E coli serotype O 157:H7 is a different story, it is not an endotoxin. It is an exotoxin produced by the alive bacteria. Originally in evolutionary and clinical grounds was first described in Shigella, so it is call the Shiga-toxin. The E. coli O 157:H7 took a loan (via a plasmid aka chunk of DNA infecting piece from Shigella) and now has the exotoxin in its arsenal for damage. Both are rare in the USA, modern hygiene has cut the infection in developed countries. The occasional reports are usually from hamburgers. This is not the BPI aim at the moment to my knowledge and probably the BPI approach is not feasible in these cases.

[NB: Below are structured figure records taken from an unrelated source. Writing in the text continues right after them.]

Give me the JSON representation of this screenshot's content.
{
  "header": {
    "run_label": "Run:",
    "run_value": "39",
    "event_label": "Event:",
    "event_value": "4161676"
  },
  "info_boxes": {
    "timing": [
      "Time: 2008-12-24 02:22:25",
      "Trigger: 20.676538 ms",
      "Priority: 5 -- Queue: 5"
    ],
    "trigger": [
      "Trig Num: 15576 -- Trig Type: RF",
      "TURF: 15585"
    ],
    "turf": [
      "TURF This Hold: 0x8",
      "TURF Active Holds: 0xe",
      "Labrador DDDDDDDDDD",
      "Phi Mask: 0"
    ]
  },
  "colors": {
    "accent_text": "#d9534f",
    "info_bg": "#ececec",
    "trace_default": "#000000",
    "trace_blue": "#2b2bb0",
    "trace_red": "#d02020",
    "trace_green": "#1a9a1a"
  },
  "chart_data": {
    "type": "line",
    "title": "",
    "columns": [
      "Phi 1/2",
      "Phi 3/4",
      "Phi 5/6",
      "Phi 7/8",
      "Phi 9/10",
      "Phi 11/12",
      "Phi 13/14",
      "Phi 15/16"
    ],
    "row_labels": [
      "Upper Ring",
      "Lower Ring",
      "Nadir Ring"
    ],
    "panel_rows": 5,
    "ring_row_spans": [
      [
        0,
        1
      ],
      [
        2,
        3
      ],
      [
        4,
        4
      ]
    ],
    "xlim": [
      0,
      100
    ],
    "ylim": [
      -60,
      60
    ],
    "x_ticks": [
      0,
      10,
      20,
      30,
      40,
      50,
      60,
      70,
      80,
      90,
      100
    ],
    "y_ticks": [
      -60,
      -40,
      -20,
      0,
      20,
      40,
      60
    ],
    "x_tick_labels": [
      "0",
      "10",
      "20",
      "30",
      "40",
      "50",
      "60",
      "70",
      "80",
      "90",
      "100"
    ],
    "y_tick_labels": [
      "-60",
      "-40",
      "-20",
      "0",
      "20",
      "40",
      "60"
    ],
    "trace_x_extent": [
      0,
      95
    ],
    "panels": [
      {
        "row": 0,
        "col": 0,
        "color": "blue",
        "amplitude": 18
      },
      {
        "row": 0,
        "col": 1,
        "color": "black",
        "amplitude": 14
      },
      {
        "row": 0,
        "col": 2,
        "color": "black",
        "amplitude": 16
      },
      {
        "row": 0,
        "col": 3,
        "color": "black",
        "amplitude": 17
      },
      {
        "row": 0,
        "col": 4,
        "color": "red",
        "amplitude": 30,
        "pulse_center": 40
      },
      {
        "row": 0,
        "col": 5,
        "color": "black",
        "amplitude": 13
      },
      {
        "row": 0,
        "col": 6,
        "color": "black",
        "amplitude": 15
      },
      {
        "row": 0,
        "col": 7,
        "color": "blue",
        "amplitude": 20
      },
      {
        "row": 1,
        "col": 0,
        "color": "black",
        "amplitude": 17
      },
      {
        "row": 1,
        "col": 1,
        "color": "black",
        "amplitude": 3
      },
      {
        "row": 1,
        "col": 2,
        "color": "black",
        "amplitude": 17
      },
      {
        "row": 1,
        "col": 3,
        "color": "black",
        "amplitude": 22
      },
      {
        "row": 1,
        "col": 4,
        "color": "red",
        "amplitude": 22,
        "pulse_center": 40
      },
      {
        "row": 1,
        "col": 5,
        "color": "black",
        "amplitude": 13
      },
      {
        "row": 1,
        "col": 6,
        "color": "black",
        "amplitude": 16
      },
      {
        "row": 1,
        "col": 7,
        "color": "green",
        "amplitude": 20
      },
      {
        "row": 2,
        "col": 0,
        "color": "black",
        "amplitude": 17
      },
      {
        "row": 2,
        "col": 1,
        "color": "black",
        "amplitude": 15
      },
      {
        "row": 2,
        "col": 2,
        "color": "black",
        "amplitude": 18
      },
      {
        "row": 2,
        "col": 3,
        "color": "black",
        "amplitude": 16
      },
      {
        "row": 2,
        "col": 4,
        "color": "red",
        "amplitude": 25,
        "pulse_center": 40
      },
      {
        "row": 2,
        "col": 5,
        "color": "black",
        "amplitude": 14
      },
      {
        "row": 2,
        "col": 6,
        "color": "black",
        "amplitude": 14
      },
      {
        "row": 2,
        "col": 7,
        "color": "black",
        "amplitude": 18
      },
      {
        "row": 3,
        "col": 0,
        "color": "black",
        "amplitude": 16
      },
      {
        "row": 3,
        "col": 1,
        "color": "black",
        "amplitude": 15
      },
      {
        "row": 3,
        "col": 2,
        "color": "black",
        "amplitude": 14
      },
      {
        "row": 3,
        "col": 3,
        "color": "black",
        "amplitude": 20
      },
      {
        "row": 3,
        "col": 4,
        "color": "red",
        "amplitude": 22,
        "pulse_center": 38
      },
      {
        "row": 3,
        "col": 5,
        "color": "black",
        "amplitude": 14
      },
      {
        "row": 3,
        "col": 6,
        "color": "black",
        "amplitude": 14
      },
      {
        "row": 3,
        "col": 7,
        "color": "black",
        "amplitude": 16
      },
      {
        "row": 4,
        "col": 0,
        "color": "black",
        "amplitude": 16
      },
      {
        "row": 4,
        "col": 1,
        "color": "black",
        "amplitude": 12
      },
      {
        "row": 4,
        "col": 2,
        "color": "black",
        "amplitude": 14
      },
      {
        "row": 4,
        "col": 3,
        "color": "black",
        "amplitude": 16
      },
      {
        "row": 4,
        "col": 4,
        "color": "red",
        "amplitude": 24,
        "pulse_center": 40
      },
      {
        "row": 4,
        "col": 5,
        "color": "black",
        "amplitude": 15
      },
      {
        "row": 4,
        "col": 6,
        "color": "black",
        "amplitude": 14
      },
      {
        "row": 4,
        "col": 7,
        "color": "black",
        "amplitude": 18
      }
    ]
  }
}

To: aknahow who wrote (6828)7/29/1998 3:00:00 AM
From: Tharos  Read Replies (1) | Respond to of 17367
 
George,
I am not prone to paying as close attention to the scientific specifics as you are, consequently I tend to deal in generalities with the science issues. One thing I have been noticing in biotech firms -- new R&D is specifically aiming itself at selecting genes, molecules, proteins, etc. that can be customized. This approach is readily apparent in the cancer therapy arena. Having the rights to a molecule like BPI with so many promising "customizations" is the dream of may biotech firms, or so one would think, given the number of firms scrambling to create customized therapy processes to an attack specific body parts, or specific diseases, or specific cancers.